Ed also suggests that experts can be brought in when they are needed to corral these silos at little cost but it's been my experience that even terrific tools can be used so poorly as to make this a much more difficult endeavor than he implies. Many PaaS and SaaS tools have excellent collaborative interfaces to such information, but the fact remains that it is often duplicative of information already stored within the organization and that it may not have sufficient controls to keep it safe and secure. Again, this isn't of much concern to users, but I think it's something the CIO needs to address, even if it's inconvenient or unpopular. Mike Ogrinz nailed the impetus for this when he commented on the mashup/Excel question that it is "...somewhat naive in heavily regulated corporate environments. The end user who uses mashups incognito to circumvent terms-of-use agreements, subscriptions, or security policies is going to create huge liabilities for his or her organization."

In a "ripped from the headlines" example, the news that broke this weekend revealing that a file-sharing program installed on a defense contractor's PC accidentally released the blueprints from Marine One to Iran is a perfect example of one of the risks IT departments face in empowering users by allowing access to Web 2.0 technologies. Was the application innovative? We'll never know.

At any rate, it's clear at least that my initial concerns over the ease of reproducing these applications on other platforms was vastly overblown; subsequent events have once again demonstrated the resiliency of "aaS" solutions, as Coghead competitors have brought out one automated solution after another and customers have switched with truly minimal efforts (admirably detailed here by Phil Wainewright).

Jonathan Sapir pointed out that this approach of empowering users isn't anything particularly new, and that the reality is that users will always try to build their own tools, and IT's best response is to facilitate this effort while making it safe and effective. I agree wholeheartedly. In fact, I think it's more important to adopt that approach now than ever.

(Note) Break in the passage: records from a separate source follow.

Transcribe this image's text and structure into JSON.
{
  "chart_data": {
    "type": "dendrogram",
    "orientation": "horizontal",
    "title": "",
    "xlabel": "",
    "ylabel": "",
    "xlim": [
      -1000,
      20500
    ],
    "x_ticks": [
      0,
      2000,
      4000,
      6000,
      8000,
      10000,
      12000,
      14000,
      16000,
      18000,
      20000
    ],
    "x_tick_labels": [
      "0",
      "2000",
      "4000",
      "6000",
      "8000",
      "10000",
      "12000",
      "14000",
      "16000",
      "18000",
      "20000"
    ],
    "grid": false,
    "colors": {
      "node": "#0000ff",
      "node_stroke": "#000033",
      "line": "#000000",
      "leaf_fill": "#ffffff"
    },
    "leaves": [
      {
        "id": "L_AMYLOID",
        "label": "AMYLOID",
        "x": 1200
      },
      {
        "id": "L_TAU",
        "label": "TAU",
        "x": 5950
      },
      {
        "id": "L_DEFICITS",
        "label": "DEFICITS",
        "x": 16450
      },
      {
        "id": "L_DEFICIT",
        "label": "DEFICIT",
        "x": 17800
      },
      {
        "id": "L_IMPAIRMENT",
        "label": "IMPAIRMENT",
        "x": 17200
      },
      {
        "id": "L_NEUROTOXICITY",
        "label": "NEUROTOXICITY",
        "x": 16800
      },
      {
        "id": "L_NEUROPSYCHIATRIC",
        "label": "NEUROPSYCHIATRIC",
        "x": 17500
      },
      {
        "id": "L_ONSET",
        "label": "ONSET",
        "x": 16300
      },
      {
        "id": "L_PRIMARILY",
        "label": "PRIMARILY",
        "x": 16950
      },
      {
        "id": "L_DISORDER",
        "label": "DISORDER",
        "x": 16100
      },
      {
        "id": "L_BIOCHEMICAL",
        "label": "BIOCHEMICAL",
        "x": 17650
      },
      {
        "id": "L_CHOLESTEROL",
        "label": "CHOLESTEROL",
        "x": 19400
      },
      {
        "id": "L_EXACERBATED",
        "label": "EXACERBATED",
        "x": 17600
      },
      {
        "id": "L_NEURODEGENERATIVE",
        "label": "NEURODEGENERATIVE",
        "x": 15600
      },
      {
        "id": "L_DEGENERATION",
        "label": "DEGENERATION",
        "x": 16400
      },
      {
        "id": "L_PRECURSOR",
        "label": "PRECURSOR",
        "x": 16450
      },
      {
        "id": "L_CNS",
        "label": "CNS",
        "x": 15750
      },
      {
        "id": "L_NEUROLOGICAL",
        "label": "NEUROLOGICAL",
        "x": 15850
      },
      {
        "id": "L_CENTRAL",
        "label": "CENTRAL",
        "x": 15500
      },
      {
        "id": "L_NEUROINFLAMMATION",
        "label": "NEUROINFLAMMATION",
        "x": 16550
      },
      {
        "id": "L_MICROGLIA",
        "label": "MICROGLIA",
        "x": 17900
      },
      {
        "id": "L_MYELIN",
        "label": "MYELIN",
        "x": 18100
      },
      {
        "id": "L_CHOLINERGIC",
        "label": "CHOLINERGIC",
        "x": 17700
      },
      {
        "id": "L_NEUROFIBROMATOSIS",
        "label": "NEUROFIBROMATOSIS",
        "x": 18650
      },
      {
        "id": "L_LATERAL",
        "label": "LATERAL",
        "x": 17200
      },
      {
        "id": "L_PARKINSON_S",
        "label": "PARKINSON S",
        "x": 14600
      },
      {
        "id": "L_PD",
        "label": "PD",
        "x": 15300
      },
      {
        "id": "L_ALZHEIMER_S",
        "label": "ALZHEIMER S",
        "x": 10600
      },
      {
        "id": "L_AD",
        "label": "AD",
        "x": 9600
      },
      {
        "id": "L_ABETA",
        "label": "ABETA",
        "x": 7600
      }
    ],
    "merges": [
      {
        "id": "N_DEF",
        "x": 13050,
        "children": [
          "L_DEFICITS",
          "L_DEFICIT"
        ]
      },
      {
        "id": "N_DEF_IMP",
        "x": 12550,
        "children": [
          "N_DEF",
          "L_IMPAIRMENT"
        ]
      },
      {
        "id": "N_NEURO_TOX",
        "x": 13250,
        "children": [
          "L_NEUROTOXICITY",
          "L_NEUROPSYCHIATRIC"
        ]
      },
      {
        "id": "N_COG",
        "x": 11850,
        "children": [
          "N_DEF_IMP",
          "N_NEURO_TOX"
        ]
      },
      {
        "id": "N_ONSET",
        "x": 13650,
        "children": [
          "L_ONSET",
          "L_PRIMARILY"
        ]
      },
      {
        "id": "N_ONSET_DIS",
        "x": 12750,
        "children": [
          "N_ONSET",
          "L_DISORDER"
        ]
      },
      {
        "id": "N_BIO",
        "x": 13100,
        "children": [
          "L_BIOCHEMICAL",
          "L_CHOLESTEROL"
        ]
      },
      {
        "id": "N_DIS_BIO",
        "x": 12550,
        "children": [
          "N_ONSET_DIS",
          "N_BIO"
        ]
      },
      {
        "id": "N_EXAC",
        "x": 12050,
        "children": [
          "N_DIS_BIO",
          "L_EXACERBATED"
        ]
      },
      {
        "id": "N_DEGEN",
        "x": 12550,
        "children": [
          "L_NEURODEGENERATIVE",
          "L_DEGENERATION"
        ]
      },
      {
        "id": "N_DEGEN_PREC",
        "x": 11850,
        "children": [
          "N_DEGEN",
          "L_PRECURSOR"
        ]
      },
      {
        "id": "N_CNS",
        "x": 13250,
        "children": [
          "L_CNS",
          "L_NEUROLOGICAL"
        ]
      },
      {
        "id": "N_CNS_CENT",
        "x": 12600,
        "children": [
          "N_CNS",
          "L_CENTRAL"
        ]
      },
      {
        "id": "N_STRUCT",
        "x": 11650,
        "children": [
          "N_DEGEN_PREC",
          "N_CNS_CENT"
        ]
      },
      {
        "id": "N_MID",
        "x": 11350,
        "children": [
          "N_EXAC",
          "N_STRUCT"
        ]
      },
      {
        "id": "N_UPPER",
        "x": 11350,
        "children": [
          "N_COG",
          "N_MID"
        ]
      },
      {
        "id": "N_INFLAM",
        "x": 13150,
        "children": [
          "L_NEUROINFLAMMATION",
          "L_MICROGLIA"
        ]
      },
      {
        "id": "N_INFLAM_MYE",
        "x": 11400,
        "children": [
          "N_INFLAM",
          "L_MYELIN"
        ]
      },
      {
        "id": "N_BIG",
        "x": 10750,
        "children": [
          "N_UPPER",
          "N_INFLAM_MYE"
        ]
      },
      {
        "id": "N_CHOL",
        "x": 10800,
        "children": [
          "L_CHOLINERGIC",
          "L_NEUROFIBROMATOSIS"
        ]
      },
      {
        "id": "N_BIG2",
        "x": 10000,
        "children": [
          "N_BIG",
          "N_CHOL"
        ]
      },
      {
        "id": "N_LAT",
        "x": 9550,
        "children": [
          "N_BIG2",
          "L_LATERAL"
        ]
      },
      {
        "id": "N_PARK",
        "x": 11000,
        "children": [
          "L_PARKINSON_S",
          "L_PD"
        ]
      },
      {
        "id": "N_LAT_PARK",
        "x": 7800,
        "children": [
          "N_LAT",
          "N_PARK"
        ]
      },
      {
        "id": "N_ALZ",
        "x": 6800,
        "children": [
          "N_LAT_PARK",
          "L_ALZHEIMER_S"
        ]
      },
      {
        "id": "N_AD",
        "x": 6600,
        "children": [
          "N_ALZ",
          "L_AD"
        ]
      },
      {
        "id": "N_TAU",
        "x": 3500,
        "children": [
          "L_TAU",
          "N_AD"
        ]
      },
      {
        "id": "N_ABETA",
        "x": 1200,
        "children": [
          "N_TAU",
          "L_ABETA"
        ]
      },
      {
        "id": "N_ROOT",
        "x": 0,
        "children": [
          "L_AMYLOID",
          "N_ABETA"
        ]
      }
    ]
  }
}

As I pointed out before, it's easy to see the cycles in IT; what is difficult is to judge their true similarities. I think that even though the approach of dealing out expertise and pushing tools down to users has been tried before, this time it is different. I think that some combination of the increasing technical sophistication of the average user and the dramatic simplification of extremely powerful toolsets makes it much more realistic for users to perform certain aspects of their own programming. I think that make's Jonathan's point more salient than it ever might have been in the past.

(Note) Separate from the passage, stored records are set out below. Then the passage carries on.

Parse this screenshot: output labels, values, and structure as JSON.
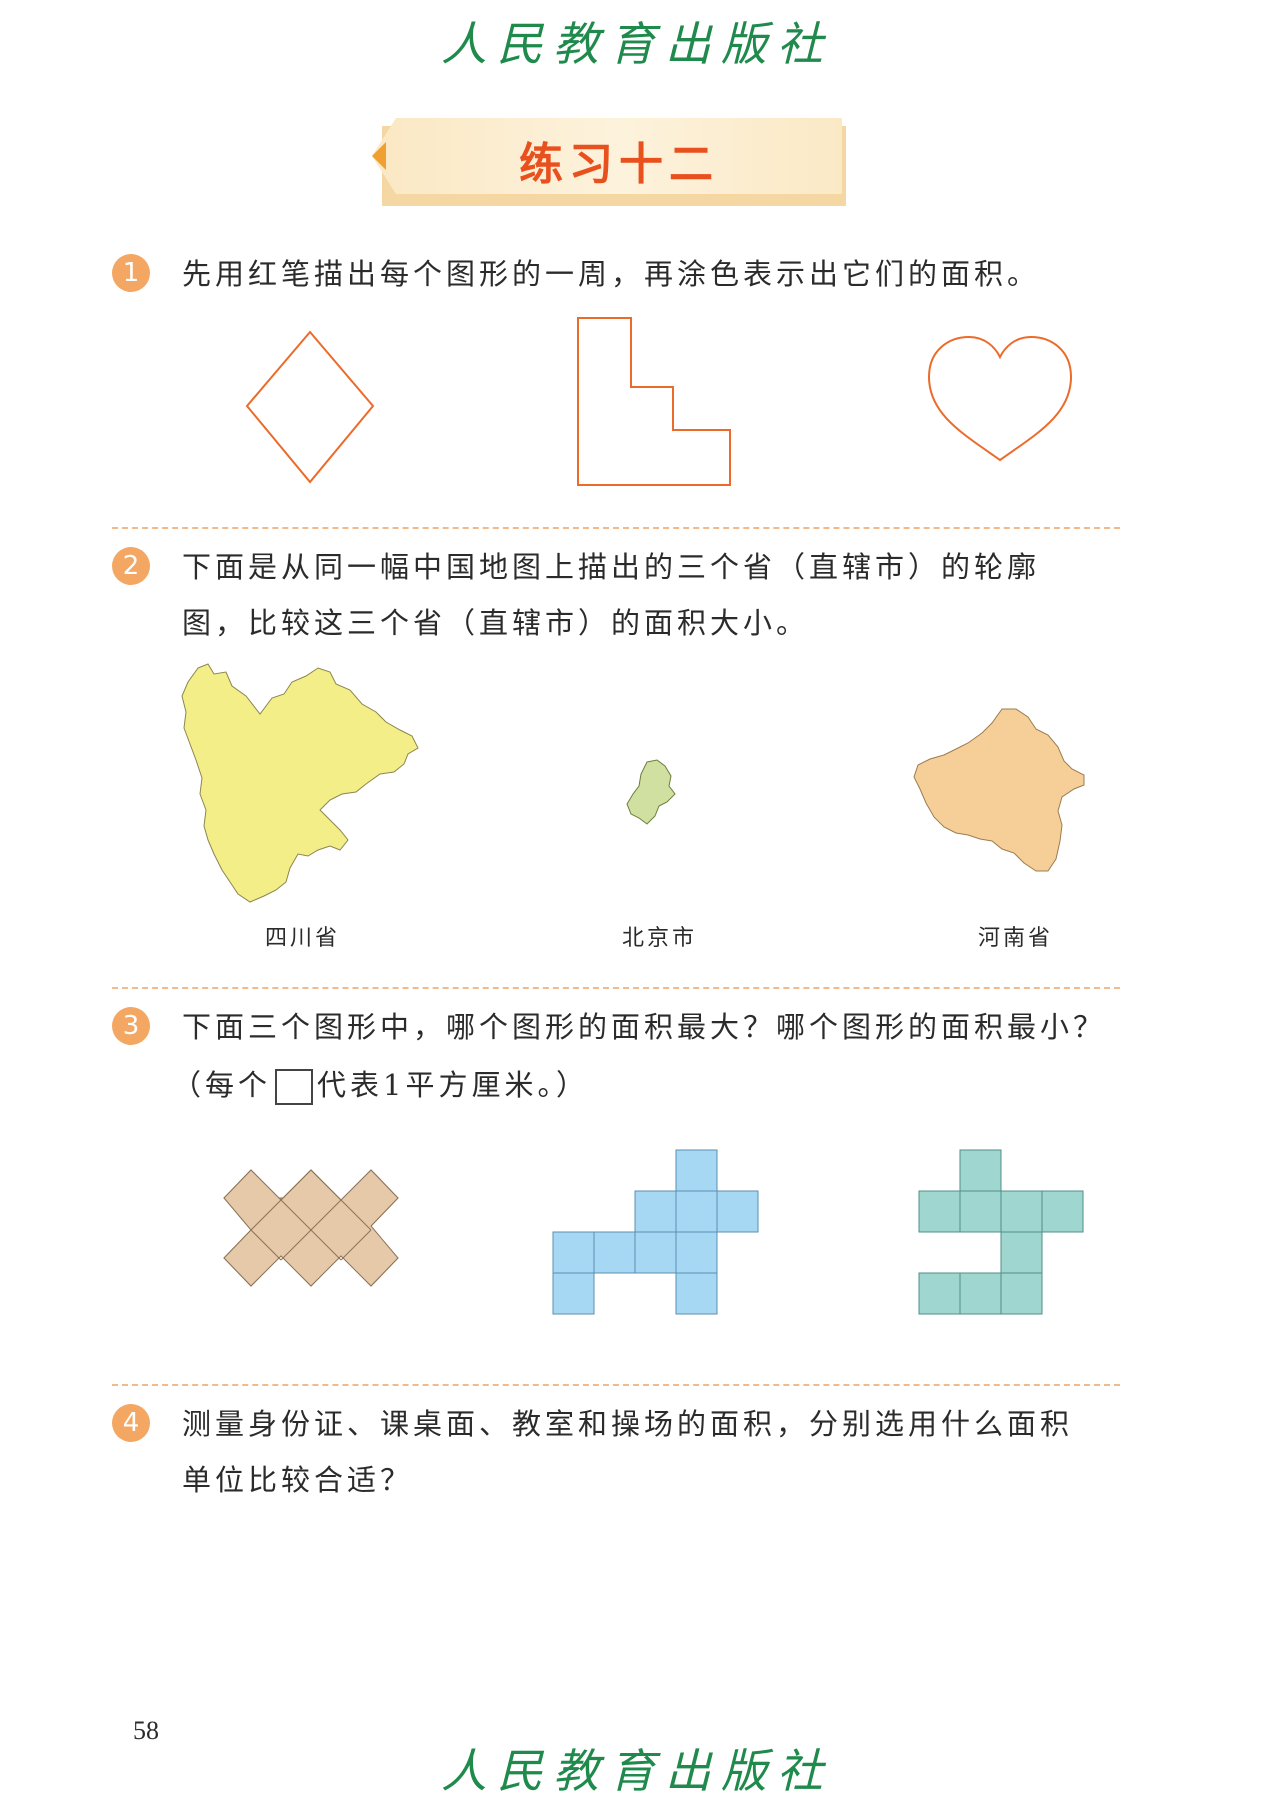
{
  "header": {
    "publisher": "人民教育出版社"
  },
  "title": "练习十二",
  "questions": [
    {
      "number": "1",
      "text": "先用红笔描出每个图形的一周，再涂色表示出它们的面积。"
    },
    {
      "number": "2",
      "line1": "下面是从同一幅中国地图上描出的三个省（直辖市）的轮廓",
      "line2": "图，比较这三个省（直辖市）的面积大小。"
    },
    {
      "number": "3",
      "line1": "下面三个图形中，哪个图形的面积最大？哪个图形的面积最小？",
      "line2_before": "（每个",
      "line2_after": "代表1平方厘米。）"
    },
    {
      "number": "4",
      "line1": "测量身份证、课桌面、教室和操场的面积，分别选用什么面积",
      "line2": "单位比较合适？"
    }
  ],
  "maps": [
    {
      "label": "四川省"
    },
    {
      "label": "北京市"
    },
    {
      "label": "河南省"
    }
  ],
  "colors": {
    "outline": "#ec6b2a",
    "sichuan": "#f4ee88",
    "beijing": "#cfe0a0",
    "henan": "#f6cf98",
    "shape_tan": "#e6c9a8",
    "shape_blue": "#a6d8f3",
    "shape_teal": "#9fd6cf"
  },
  "page_number": "58",
  "footer": {
    "publisher": "人民教育出版社"
  }
}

There is a lesson here for CIOs, which represents another cyclical sort of realization: don't let your users get ahead of you on the technology curve. There are good, time-tested reasons that they may not understand which may compel you to insist on particular solutions or restrictions on how they process data, but you have to avoid your IT department becoming a "culture of no" and driving users into the arms of Web 2.0 providers. It's clear that is absolutely the business model for many of these companies; they're not selling solutions to you, they are selling them to your users.

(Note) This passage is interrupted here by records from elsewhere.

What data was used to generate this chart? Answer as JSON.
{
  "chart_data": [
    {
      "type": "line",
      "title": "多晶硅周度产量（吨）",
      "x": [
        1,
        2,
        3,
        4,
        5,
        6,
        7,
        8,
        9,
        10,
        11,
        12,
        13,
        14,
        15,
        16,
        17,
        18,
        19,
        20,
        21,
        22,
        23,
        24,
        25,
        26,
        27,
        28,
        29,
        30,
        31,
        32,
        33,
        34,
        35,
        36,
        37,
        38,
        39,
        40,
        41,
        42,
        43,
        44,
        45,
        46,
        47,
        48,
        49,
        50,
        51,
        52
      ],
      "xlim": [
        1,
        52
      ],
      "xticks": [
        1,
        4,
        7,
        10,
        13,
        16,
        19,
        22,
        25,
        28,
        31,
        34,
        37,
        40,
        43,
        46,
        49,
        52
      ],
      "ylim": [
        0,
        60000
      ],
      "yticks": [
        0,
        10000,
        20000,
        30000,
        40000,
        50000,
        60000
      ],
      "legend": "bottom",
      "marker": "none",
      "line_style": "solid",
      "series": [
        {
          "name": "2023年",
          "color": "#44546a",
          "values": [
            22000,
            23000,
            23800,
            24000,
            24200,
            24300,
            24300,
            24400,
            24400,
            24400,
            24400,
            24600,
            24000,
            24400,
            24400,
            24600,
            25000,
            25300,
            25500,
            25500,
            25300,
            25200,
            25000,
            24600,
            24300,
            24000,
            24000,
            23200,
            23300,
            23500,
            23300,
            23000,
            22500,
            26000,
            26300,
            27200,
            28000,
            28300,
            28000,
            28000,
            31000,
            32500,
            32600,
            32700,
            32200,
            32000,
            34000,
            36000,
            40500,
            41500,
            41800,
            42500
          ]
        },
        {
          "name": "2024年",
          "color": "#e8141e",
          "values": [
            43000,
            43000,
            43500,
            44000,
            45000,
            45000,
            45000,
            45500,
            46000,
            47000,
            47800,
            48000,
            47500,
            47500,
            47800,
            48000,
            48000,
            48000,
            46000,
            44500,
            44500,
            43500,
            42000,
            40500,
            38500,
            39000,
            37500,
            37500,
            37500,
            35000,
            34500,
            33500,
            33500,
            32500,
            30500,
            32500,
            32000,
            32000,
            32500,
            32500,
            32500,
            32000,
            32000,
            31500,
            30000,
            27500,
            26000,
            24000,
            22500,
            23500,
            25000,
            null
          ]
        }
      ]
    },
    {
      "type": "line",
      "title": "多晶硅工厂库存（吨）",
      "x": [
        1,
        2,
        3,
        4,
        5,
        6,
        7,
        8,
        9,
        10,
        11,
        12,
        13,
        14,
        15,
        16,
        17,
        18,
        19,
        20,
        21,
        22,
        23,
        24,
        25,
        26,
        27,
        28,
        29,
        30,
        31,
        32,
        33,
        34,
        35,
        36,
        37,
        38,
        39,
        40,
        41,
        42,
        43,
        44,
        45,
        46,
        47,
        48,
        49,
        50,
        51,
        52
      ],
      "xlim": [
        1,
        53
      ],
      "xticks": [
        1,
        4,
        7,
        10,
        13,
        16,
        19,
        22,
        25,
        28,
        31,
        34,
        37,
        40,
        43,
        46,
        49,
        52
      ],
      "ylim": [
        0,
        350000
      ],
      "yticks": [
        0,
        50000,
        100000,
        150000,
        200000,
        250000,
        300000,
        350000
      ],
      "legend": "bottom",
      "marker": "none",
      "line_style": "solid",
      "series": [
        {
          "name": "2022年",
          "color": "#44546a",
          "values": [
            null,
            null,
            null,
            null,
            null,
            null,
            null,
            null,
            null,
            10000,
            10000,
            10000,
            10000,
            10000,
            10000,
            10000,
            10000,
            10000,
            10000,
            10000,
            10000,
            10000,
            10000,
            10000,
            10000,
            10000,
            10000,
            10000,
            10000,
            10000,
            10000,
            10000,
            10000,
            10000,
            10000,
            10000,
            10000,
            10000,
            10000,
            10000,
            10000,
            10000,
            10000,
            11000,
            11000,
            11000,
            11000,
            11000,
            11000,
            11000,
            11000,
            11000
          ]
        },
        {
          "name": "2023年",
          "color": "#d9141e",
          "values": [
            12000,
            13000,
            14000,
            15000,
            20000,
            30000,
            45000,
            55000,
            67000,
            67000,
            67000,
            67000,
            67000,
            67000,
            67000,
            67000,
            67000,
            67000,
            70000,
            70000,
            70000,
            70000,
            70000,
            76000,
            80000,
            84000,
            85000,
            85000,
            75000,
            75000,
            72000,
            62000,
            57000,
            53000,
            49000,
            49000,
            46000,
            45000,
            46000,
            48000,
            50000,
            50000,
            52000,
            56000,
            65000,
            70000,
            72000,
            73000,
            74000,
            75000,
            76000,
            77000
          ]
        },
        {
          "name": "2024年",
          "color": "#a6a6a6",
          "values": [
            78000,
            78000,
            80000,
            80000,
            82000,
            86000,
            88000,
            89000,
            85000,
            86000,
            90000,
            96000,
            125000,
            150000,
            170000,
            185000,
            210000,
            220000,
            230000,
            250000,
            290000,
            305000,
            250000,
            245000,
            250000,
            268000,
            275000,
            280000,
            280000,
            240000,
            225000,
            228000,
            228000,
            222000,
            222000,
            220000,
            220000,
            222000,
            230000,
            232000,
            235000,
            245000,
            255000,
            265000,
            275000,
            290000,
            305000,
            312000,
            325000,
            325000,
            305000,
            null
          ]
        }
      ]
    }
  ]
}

It's incumbent on IT to recognize this new state of affairs and to become the delivery mechanism for those tools. These are just tools; good or evil is how you use them. You have to be a trusted partner, or you are going to be pushing people into the arms of vendors who could care less about your internet security software and efficiency problems, and those tools will be used for evil, rather than the good they could provide both you and your end-users.